А радио хрипит, а люди все прислушиваются и ждут… И вдруг радио брякнуло, хрюкнуло, никто и не понял ничего, только ветер из общего вздоха всех людей закружил мусор по полу – и никого не стало.
Что общего у нас с тобой, Генрих? ВРЕМЯ.
И мы снова летим. И на этот раз прилетим. Потому что там, где мы сядем, так далеко, что и самолеты эти огромные дальше не летят, а лишь свои, местные, да и сядем мы в пункте моего назначения.
И взлетали мы из пурги и ночи, а тут светлеть стало, и зарозовела под нами и вдали полоса, и стала она шириться и расти, и стали видны под нами белые плотные облака.
Потом засверкало все невыносимо. Погасли плафоны. Настало утро. Но там-то, внизу, мы думали, все та же темень и пурга, и это только тут, на десяти тысячах, такое сверкание, потому что мы выше всех облаков – тут всегда сверкание.
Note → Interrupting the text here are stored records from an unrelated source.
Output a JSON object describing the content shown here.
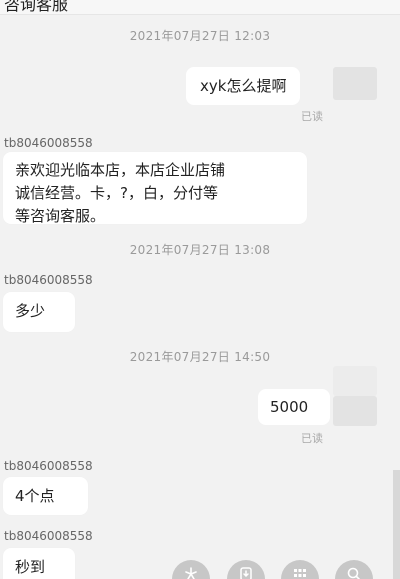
{
  "header": {
    "title": "咨询客服"
  },
  "messages": [
    {
      "type": "time",
      "text": "2021年07月27日 12:03"
    },
    {
      "type": "out",
      "text": "xyk怎么提啊",
      "status": "已读"
    },
    {
      "type": "in",
      "sender": "tb8046008558",
      "lines": [
        "亲欢迎光临本店，本店企业店铺",
        "诚信经营。卡，?，白，分付等",
        "等咨询客服。"
      ]
    },
    {
      "type": "time",
      "text": "2021年07月27日 13:08"
    },
    {
      "type": "in",
      "sender": "tb8046008558",
      "text": "多少"
    },
    {
      "type": "time",
      "text": "2021年07月27日 14:50"
    },
    {
      "type": "out",
      "text": "5000",
      "status": "已读"
    },
    {
      "type": "in",
      "sender": "tb8046008558",
      "text": "4个点"
    },
    {
      "type": "in",
      "sender": "tb8046008558",
      "text": "秒到"
    }
  ],
  "bottom_actions": [
    {
      "icon": "flower-icon"
    },
    {
      "icon": "download-icon"
    },
    {
      "icon": "grid-icon"
    },
    {
      "icon": "search-icon"
    }
  ]
}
И вдруг не стало под нами облаков. И не то чтобы мы уже пошли на посадку – просто мы влетели в хорошую погоду, а погода эта простиралась как раз над тем дальним краем, куда я летел. И там, глубоко под нами, были его горные цепи, как колотый сахар, и большие, голубые, конечно, озера – они разворачивались под крылом и то приходили, то уходили, будто кто поворачивал под нами это сизое блюдо с колотым сахаром. А старожилы кричали и тыкали пальцем в иллюминаторы: видишь, видишь! – и называли хитрые имена этих гор и этих озер.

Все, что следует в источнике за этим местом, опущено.